Any obstacles that federal law enforcement officials face in accessing entity ownership information held by the IRS and other federal agencies do not serve as a sufficient justification for creating 50+ new channels for this purpose.

Why a State-Focused Solution Won't Work

It's not just changing one line on a form. Since 2008, NASS has opposed federal proposals to collect beneficial ownership information. View the NASS July 2015 resolution on this topic.

True Incorporation Transparency for Law Enforcement (TITLE) Act Summary | Bill Text: S1454
Corporate Transparency Act (CTA) Summary | Bill Text: HR3089

The federal government already has an existing process for collecting beneficial ownership information on business entities.  If there are important national security and law enforcement needs at stake, particularly those that are driven by international commitments, why wouldn't the feds use their own agencies for this purpose?

  • The Bills Are Unnecessary:  If enacted, the law will create sweeping, unnecessary changes to the business formation process in the U.S., when better, more viable information channels already exist at the federal level (SEE ABOVE).

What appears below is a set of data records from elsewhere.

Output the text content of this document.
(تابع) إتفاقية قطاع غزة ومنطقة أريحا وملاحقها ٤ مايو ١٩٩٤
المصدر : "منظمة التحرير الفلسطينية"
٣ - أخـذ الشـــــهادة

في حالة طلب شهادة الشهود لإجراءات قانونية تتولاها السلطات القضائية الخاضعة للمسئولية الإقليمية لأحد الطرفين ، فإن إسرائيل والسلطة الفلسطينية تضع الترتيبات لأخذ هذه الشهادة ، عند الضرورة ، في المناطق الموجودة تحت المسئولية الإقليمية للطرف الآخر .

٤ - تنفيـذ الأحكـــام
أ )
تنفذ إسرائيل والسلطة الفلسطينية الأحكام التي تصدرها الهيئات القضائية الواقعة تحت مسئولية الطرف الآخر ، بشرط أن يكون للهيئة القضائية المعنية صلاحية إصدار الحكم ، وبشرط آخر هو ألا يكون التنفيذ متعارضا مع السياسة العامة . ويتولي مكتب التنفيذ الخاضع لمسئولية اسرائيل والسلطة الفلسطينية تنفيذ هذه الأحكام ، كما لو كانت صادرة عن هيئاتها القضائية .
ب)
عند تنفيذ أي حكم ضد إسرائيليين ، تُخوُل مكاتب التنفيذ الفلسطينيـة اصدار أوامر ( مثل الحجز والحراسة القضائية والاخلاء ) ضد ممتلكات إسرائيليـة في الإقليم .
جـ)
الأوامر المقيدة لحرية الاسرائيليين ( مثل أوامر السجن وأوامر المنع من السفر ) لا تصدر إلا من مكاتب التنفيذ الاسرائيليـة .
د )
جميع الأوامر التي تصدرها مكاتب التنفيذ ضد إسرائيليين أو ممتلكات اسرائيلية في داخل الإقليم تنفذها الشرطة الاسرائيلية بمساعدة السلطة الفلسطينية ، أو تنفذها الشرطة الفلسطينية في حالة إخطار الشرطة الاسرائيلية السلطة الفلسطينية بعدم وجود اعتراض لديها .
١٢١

  • The Bills Won't Stop Criminals: It is unlikely that the bills would be an effective tool for exposing criminals and terrorists. How likely is it that entities involved in fraud or illicit financial activities are going to provide accurate information in their state business filings? What will prevent an entity from providing a fabricated list of names, and who will verify this information?

  • The Bills Will Create More Red Tape: Compliance with the bills would create a significant and costly expansion of state government oversight, with questionable results. Law enforcement would need to follow 50+ new channels of information, while states will be left to deal with a host of unworkable regulatory and compliance burdens.

State business entity formation processes, which are ministerial in nature, are not an effective means of identifying criminals who are misusing the process. Plus, law enforcement would have to follow 50-plus separate collection channels to get to the information they need.  State business registries aren’t tied to centralized oversight and regulatory structures, as they are in other parts of the world.  Entity information filed with the state business registry is public information, thus beneficial ownership information filed with the state would be public information. We know privacy protections for business owners are highly valued in the U.S. SS-4 filings to the IRS are not publicly available, but are available to federal law enforcement.